T-Mobile US will pay you to come to its network

T-Mobile US CEO John Legere announced on-stage at CES 2014 in Las Vegas that T-Mobile will pay customers to come to its network. 

With its new "Get Out of Jail Free Card" programme, T-Mobile will eliminate an obstacle for people wanting to switch from AT&T, Sprint or Verizon to the Un-carrier by offering to pay off their early termination fees which in some cases can become more than $250. With an eligible phone trade-in, the total value of the offer to switch to T-Mobile could be as high as $650 per line, according to the carrier.

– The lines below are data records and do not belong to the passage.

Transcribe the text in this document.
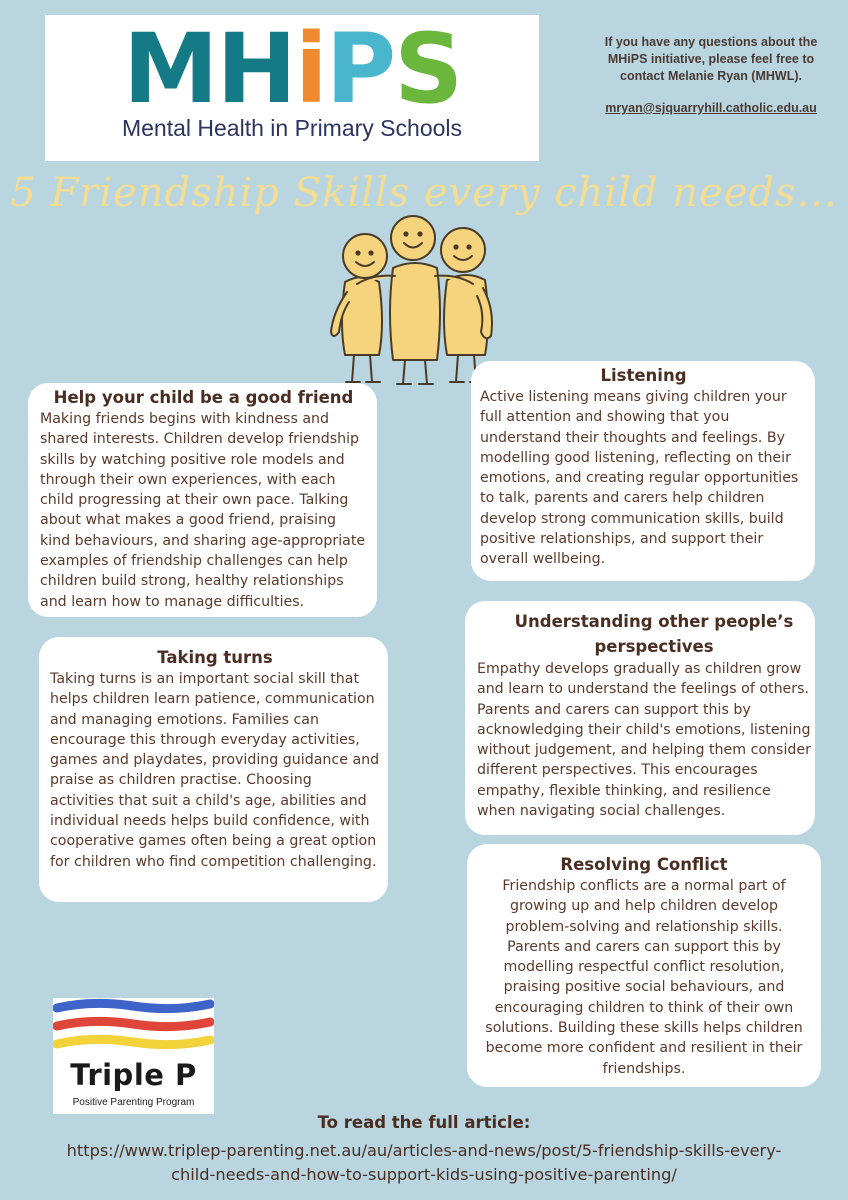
MHiPS
Mental Health in Primary Schools
If you have any questions about the
MHiPS initiative, please feel free to
contact Melanie Ryan (MHWL).
mryan@sjquarryhill.catholic.edu.au
5 Friendship Skills every child needs...
Help your child be a good friend

Making friends begins with kindness and shared interests. Children develop friendship skills by watching positive role models and through their own experiences, with each child progressing at their own pace. Talking about what makes a good friend, praising kind behaviours, and sharing age-appropriate examples of friendship challenges can help children build strong, healthy relationships and learn how to manage difficulties.

Listening

Active listening means giving children your full attention and showing that you understand their thoughts and feelings. By modelling good listening, reflecting on their emotions, and creating regular opportunities to talk, parents and carers help children develop strong communication skills, build positive relationships, and support their overall wellbeing.

Taking turns

Taking turns is an important social skill that helps children learn patience, communication and managing emotions. Families can encourage this through everyday activities, games and playdates, providing guidance and praise as children practise. Choosing activities that suit a child's age, abilities and individual needs helps build confidence, with cooperative games often being a great option for children who find competition challenging.

Understanding other people’s perspectives

Empathy develops gradually as children grow and learn to understand the feelings of others. Parents and carers can support this by acknowledging their child's emotions, listening without judgement, and helping them consider different perspectives. This encourages empathy, flexible thinking, and resilience when navigating social challenges.

Resolving Conflict

Friendship conflicts are a normal part of growing up and help children develop problem-solving and relationship skills. Parents and carers can support this by modelling respectful conflict resolution, praising positive social behaviours, and encouraging children to think of their own solutions. Building these skills helps children become more confident and resilient in their friendships.

Triple P
Positive Parenting Program
To read the full article:
https://www.triplep-parenting.net.au/au/articles-and-news/post/5-friendship-skills-every-
child-needs-and-how-to-support-kids-using-positive-parenting/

The sums break down like this: an instant credit of up to $300 is awarded when you trade-in your phone, and then up to another $350 is awarded when you prove you have ended your contract elsewhere. Essentially, T-Mobile is buying you off another carrier, while at the same time giving  you a new phone, considering an unlocked Nexus 5 is only $300. 

“We’re giving families a 'Get Out of Jail Free Card',” said Legere. “Carriers have counted on staggered contract end dates and hefty early termination fees to keep people bound to them forever. But now families can switch to T-Mobile without paying a single red cent to leave them behind.”

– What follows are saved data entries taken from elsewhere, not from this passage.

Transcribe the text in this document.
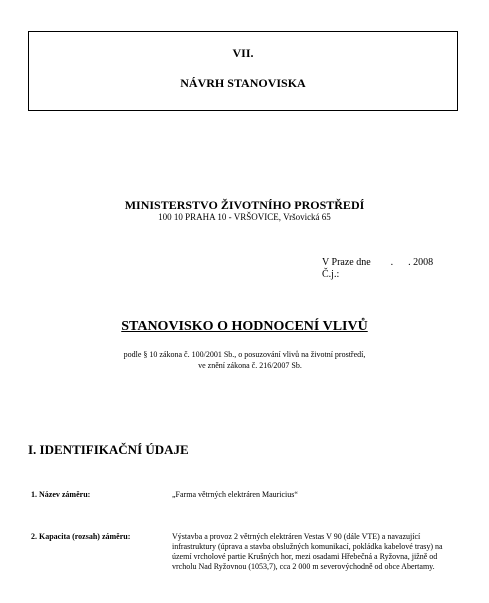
VII.
NÁVRH STANOVISKA
MINISTERSTVO ŽIVOTNÍHO PROSTŘEDÍ
100 10 PRAHA 10 - VRŠOVICE, Vršovická 65
V Praze dne        .      . 2008
Č.j.:
STANOVISKO O HODNOCENÍ VLIVŮ
podle § 10 zákona č. 100/2001 Sb., o posuzování vlivů na životní prostředí,
ve znění zákona č. 216/2007 Sb.
I. IDENTIFIKAČNÍ ÚDAJE
1. Název záměru:	„Farma větrných elektráren Mauricius“
2. Kapacita (rozsah) záměru:	Výstavba a provoz 2 větrných elektráren Vestas V 90 (dále VTE) a navazující infrastruktury (úprava a stavba obslužných komunikací, pokládka kabelové trasy) na území vrcholové partie Krušných hor, mezi osadami Hřebečná a Ryžovna, jižně od vrcholu Nad Ryžovnou (1053,7), cca 2 000 m severovýchodně od obce Abertamy.
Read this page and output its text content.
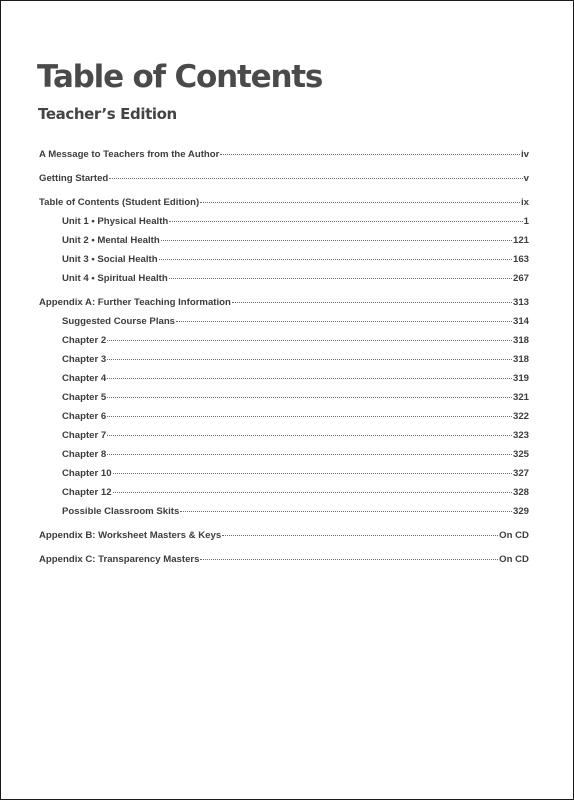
Table of Contents
Teacher’s Edition
A Message to Teachers from the Author	iv
Getting Started	v
Table of Contents (Student Edition)	ix
Unit 1 • Physical Health	1
Unit 2 • Mental Health	121
Unit 3 • Social Health	163
Unit 4 • Spiritual Health	267
Appendix A: Further Teaching Information	313
Suggested Course Plans	314
Chapter 2	318
Chapter 3	318
Chapter 4	319
Chapter 5	321
Chapter 6	322
Chapter 7	323
Chapter 8	325
Chapter 10	327
Chapter 12	328
Possible Classroom Skits	329
Appendix B: Worksheet Masters & Keys	On CD
Appendix C: Transparency Masters	On CD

To qualify for the credit, customers switching to T-Mobile will have to show documentation that they left a carrier and paid an early termination fee. The customer will also have to buy a new phone through T-Mobile. 

T-Mobile, the fourth-largest US carrier, has been trying to shake up the wireless industry stateside by ditching the usual two-year phone contract and letting customers pay as they go. Last year the company added 4.4 million customers to its network, as it works to regain market share. And in the last quarter alone, the carrier added 1.6 million net customers - its best quarter performance in eight years. The Samsung Galaxy S4 was its most popular phone sold. 

Legere and Co have been aggressive with their new Un-carrier approach. Under the Un-carrier plan customers pay full price for a handset at time of purchase or $149 (£65) up front with $20 a month in payments for the next 24 months. Using the iPhone 5S as an example, that will round out to $619 over two years, or $20 cheaper than Apple's unlocked version. Once the payment period is up, the phone is unlocked and yours to take to any carrier.

Similarly, AT&T announced in early January that it will offer new customers $200 credit to switch to its service on top of a phone trade-in that could be worth another $250.